Feathers exploded from the duck, but it kept flying. The action on the semi-automatic shotgun cycled. Another round came into the chamber. The bead on the end of the barrel moved fluidly toward the duck on the right. It passed the duck's bill, and the shotgun boomed once more.

The duck folded dead and plummeted from the sky.

The shotgun cycled again. The bead swung back toward the first duck now pumping hard for air, for space, for life. It didn't make it. The third shot ended its life.

Even as it fell lifeless from the sky, Hoss was rushing toward where it would land.

He was wholly in his element. Labrador retrievers might have evolved a long way from their ancestors, but their instincts remain locked in the ancient times.

Sometimes so do mine.

For whatever thoughts might form about the ugliness of killing -- and killing is an ugly business by all the standards of today -- the predatory rush is still there, still lurking, still preaching that if a man is going to eat meat, by God, he ought to have the courage to kill things for himself.

Sometimes it is not a pretty business, I admit.

In the marshes, it is usually because of less than perfect shooting.
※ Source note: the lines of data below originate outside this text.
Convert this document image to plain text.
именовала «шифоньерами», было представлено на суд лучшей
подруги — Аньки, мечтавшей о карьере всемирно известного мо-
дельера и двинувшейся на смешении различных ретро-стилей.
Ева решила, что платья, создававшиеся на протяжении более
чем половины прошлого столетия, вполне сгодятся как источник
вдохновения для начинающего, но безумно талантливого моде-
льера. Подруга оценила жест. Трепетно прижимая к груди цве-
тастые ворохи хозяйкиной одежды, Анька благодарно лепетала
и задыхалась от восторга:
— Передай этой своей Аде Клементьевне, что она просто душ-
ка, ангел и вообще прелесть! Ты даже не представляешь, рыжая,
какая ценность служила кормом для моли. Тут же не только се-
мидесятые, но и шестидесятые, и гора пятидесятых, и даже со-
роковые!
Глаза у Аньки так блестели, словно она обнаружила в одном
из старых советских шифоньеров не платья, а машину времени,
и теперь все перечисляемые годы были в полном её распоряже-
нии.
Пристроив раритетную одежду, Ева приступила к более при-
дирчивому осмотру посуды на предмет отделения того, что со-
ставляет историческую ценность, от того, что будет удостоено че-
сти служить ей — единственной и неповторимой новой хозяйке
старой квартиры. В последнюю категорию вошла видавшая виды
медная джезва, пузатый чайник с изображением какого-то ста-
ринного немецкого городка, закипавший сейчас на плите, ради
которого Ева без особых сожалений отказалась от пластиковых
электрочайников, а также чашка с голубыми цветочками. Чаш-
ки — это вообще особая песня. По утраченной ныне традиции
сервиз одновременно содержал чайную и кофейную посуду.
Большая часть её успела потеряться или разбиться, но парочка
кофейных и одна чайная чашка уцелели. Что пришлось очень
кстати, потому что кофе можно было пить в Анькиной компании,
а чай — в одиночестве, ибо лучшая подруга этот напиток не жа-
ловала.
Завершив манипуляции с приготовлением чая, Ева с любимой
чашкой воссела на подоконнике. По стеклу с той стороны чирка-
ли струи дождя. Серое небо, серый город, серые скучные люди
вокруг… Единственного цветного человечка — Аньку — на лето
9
A mallard goes down with a broken wing. Hoss sets off on the chase. When he brings it back, it is still alive, and I ring its neck to kill it.

This is the way it is in the wild. This is the way it was meant to be.

By nature's rules, ringing a duck's neck and killing it quickly is a humane end. There are worse ways for prey to die.

"Bears don't kill," a biologist friend once observed. "They eat."

Pretty much the same can be said for many of Alaska's other predators from wolves to eagles.

They attack. They disable their prey. And then they begin to dine.

Whether the prey is dead or still alive does not matter. We're the only ones who worry about such niceties.

Sometimes.

When we step away from civilization as we know it to live the killing ourselves.

But nobody picks up a pound of hamburger at the supermarket and contemplates how the cow died or, for that matter, how it lived. Nobody living in that world much cares.